Prime Rates: Switzerland Also Decides to Cut

With this move, the Swiss National Bank is trying to deal with the upward pressure on the Swiss Confederation franc

Thomas Jordan

Switzerland is also loosening its monetary policy following similar decisions by the Federal Reserve (Fed) and the European Central Bank (ECB): the Swiss central bank (Swiss National Bank, SNB) has decided to cut its benchmark rate by 0.25%, bringing it to 1 percent.

The decision, announced by the SNB after a quarterly analysis of the Swiss Confederation’s economic and monetary situation, was in line with analysts’ expectations, who did not rule out an even larger 0.5% rate cut to follow the Federal Reserve’s monetary policy.

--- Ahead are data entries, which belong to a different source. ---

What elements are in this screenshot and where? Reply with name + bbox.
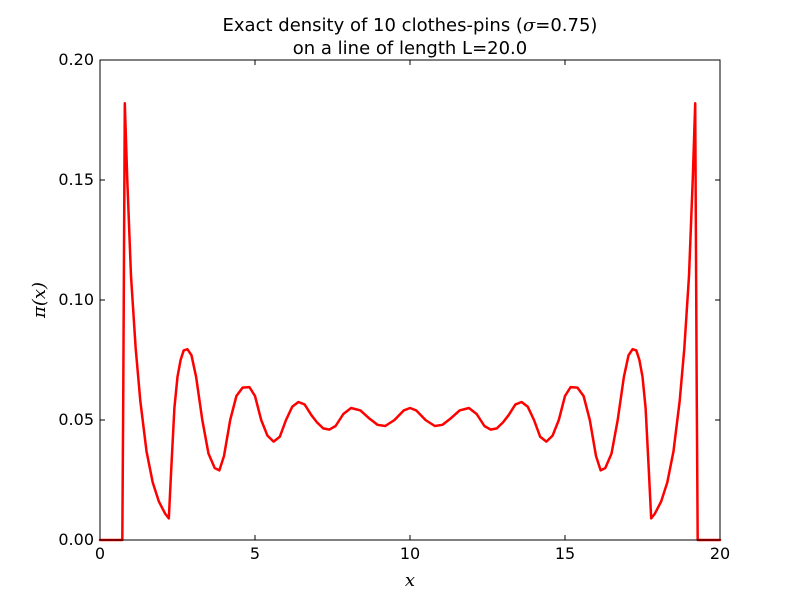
x-tick-label: 15 [555, 544, 575, 563]
chart-title-line2: on a line of length L=20.0 [293, 38, 527, 59]
x-tick-label: 5 [250, 544, 260, 563]
title-sigma-symbol: σ [523, 15, 536, 36]
plot-area [98, 101, 722, 542]
x-tick-label: 0 [95, 544, 105, 563]
y-tick-label: 0.20 [58, 50, 94, 69]
x-tick-label: 20 [710, 544, 730, 563]
chart-title-line1: Exact density of 10 clothes-pins (σ=0.75… [223, 15, 598, 36]
y-axis-label: π(x) [29, 282, 50, 319]
x-tick-label: 10 [400, 544, 420, 563]
density-curve-series-0 [98, 101, 722, 542]
y-tick-label: 0.00 [58, 530, 94, 549]
x-axis-label: x [405, 570, 415, 591]
y-tick-label: 0.10 [58, 290, 94, 309]
x-axis-ticks: 0 5 10 15 20 [95, 60, 730, 563]
y-tick-label: 0.15 [58, 170, 94, 189]
y-tick-label: 0.05 [58, 410, 94, 429]
y-axis-ticks: 0.00 0.05 0.10 0.15 0.20 [58, 50, 720, 549]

According to outgoing SNB management president Thomas Jordaan (pictured), the Swiss central institute’s decision is aimed at “countering upward pressure on the Swiss currency.” As noted by Swiss radio and television, “while the strong franc was a boon in times of galloping inflation because it cushioned the prices of goods imported from abroad, in times of falling inflation its function recedes into the background, and in times of difficulty, the export industry, faced, for example, with a low euro exchange rate, finds itself in the spotlight.”

“Further interest rate cuts may be needed in the coming quarters to ensure medium-term price stability,” Jordaan went on to say, paving the way for further declines. “We also reiterate our readiness to act, if necessary, in the foreign exchange market,” emphasized the SNB president, who will leave his post at the end of the month.